The overall aims of this study was ...to generate a bank of normative and pathological OCT data of the oral tissues to allow identification of cellular structures of normal and pathological processes with the aim to create a diagnostic algorithm which can be used in the early detection of oral disorders.
Seventy-three patients with 78 suspicious oral lesions were referred for further management to the UCLH Head and Neck Centre, London. The entire cohort had their lesions surgically biopsied (incisional or excisional). The immediate ex vivo phase involved scanning the specimens using optical coherence tomography. The specimens were then processed by a histopathologist. Five tissue structures were evaluated as part of this study, including: keratin cell layer, epithelial layer, basement membrane, lamina propria and other microanatomical structures. Two independent assessors (clinician and pathologist trained to use OCT) assessed the OCT images and were asked to comment on the cellular structures and changes involving the five tissue structures in non-blind fashion.

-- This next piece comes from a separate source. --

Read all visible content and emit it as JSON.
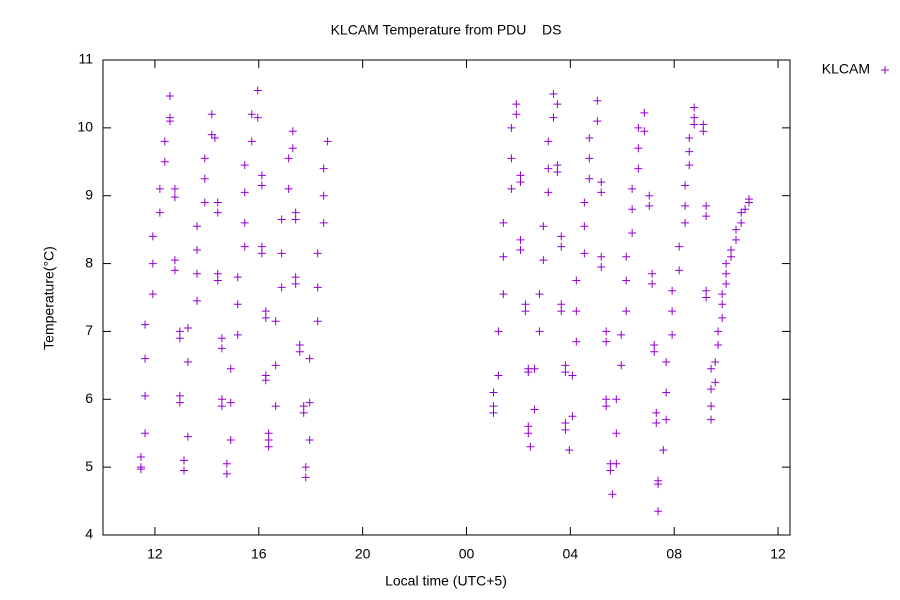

Correct identification of the keratin cell layer and its structural changes was achieved in 87% of the cohort; for the epithelial layer it reached 93.5%, and 94% for the basement membrane. Microanatomical structures identification was 64% for blood vessels, 58% for salivary gland ducts and 89% for rete pegs. The agreement was "good" between the clinician and the pathologist. OCT was able to differential normal from pathological tissue and pathological tissue of different entities in this immediate ex vivo study. Unfortunately, OCT provided inadequate cellular and subcellular information to enable the grading of oral premalignant disorders.
This study enabled the creation of OCT bank of normal and pathological oral tissues. The pathological changes identified using OCT enabled differentiation between normal and pathological tissues, and identification of different tissue pathologies. Further studies are required to assess the accuracy of OCT in identification of various pathological processes involving the oral tissues.